A series of studies in the Journal of the American Medical Association found that while access to care has improved in recent years, the racial health gap has remained (Source: “Racial Inequities Persist in Health Care Despite Expanded Insurance,” New York Times, Aug. 17).
The new issue of JAMA offers studies on disparities in the utilization of health care services and in overall health spending. Together, the findings paint a portrait of a nation still plagued by medical haves and have-nots whose ability to benefit from scientific advances varies by race and ethnicity, despite the fact that the ACA greatly expanded insurance.

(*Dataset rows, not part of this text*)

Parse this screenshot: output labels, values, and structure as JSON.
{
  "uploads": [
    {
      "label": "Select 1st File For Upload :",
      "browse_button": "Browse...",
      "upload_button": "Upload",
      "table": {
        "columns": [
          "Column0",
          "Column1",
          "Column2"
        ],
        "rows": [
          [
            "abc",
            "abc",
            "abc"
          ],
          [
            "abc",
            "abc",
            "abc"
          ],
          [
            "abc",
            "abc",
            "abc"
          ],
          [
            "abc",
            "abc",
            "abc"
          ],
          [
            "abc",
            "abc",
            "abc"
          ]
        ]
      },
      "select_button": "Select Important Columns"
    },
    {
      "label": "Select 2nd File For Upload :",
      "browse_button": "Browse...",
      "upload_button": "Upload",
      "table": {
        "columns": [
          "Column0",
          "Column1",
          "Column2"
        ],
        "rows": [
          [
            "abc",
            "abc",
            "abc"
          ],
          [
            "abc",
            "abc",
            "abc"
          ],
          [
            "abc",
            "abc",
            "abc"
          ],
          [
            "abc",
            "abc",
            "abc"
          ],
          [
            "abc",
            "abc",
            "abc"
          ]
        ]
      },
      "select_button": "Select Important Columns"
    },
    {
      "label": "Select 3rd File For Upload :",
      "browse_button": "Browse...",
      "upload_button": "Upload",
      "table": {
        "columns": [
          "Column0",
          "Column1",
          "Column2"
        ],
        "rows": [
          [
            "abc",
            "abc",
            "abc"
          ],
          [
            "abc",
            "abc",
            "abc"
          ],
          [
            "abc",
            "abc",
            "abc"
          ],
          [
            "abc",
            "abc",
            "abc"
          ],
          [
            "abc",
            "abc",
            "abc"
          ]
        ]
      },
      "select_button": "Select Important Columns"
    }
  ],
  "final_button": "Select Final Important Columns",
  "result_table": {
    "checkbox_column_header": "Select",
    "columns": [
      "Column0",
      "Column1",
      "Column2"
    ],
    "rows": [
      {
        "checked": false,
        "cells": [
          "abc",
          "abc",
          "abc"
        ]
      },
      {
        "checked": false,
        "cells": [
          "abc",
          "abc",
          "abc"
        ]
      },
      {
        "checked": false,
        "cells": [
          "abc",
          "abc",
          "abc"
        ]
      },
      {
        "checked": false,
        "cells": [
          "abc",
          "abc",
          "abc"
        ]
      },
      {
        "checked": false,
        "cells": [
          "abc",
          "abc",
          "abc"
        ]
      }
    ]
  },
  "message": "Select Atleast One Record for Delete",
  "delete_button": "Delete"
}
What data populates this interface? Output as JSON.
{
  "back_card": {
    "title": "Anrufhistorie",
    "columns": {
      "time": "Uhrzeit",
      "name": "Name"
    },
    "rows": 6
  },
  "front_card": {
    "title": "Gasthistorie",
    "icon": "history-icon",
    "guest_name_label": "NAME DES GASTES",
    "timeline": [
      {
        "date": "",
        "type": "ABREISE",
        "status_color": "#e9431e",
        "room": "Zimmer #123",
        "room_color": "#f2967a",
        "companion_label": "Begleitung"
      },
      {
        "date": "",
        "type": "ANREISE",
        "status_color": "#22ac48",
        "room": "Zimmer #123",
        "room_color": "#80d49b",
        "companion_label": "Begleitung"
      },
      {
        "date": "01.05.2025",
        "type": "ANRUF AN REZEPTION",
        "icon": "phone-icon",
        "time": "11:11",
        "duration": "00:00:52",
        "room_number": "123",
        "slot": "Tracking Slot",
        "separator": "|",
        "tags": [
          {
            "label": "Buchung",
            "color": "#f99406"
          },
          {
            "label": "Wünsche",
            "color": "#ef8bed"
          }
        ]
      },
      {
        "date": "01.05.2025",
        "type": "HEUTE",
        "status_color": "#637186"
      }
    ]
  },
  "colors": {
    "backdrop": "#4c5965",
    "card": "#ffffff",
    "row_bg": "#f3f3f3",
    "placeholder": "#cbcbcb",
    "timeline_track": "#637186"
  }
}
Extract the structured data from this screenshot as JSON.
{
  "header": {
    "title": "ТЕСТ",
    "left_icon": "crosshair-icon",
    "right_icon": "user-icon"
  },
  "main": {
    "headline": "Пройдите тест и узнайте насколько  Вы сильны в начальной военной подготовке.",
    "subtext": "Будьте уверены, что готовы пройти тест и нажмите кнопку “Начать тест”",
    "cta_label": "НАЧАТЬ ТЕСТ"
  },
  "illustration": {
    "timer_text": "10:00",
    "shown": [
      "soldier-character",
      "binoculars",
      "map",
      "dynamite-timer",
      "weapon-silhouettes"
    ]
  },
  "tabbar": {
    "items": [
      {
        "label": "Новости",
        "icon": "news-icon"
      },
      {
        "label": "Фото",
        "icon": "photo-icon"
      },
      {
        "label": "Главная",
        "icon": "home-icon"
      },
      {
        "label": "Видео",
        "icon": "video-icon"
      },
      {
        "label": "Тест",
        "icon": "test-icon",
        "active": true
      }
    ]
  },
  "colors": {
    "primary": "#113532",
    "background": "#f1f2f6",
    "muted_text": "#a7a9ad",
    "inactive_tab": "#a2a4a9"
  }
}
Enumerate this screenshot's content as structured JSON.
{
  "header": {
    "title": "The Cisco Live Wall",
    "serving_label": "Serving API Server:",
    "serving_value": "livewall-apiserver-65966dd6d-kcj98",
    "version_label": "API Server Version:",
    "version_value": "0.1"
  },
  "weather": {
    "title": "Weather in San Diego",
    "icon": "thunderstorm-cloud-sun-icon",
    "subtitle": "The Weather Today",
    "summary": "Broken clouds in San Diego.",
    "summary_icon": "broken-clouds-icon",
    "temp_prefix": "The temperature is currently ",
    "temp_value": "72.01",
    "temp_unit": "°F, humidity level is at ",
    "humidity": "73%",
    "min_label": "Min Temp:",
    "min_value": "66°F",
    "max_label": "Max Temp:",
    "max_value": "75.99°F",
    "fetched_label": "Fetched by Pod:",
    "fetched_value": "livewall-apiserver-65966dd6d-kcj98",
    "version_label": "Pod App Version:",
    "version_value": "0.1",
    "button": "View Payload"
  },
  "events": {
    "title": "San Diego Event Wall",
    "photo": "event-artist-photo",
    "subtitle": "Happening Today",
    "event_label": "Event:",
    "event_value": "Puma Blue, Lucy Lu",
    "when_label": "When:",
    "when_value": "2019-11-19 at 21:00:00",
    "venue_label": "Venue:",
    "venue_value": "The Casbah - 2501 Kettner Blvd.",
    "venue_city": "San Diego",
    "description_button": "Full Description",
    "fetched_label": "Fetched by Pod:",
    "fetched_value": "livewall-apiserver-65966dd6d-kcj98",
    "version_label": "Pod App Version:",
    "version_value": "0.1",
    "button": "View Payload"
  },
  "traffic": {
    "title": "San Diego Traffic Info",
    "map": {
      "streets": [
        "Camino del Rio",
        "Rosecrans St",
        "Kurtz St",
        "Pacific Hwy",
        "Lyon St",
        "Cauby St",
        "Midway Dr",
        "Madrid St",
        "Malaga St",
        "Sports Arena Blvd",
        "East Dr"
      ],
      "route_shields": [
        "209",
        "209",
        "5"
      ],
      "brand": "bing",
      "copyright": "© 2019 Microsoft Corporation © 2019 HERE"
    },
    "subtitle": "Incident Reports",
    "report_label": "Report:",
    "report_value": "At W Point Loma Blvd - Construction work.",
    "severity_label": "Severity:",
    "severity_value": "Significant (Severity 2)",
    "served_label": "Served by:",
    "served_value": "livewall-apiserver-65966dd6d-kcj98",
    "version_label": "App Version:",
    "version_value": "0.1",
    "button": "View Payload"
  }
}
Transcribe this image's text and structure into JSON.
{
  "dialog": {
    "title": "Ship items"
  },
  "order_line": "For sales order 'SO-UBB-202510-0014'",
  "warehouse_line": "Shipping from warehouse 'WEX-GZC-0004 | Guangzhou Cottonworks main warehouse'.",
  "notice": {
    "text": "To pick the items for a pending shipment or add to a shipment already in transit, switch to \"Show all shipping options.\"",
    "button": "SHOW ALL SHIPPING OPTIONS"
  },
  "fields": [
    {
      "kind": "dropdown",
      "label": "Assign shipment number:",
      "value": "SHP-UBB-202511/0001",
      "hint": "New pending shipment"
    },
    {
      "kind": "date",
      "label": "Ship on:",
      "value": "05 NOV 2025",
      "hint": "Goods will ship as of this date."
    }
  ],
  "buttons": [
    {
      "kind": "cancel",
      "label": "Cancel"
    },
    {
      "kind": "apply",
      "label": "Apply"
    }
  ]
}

The racial health gap did not significantly narrow from 1999 to 2018, despite decreases in uninsured rates due to the passage of the Affordable Care Act, according to one study whose author said it was tantamount to “a comprehensive national report card.”
Despite innovations like Medicare Advantage, which increased access to health care overall, Medicare beneficiaries who are minorities — defined as Black, Hispanic, Native American or Asian-Pacific Islander — still have less access than white or multiracial individuals to a physician who is a regular source of care.
Overall, Black women face a much higher risk of dying from pregnancy complications than white women, with maternal mortality rates of 41.7 per 100,000 live births for Black women, compared with 13.4 per 100,000 live births for white women.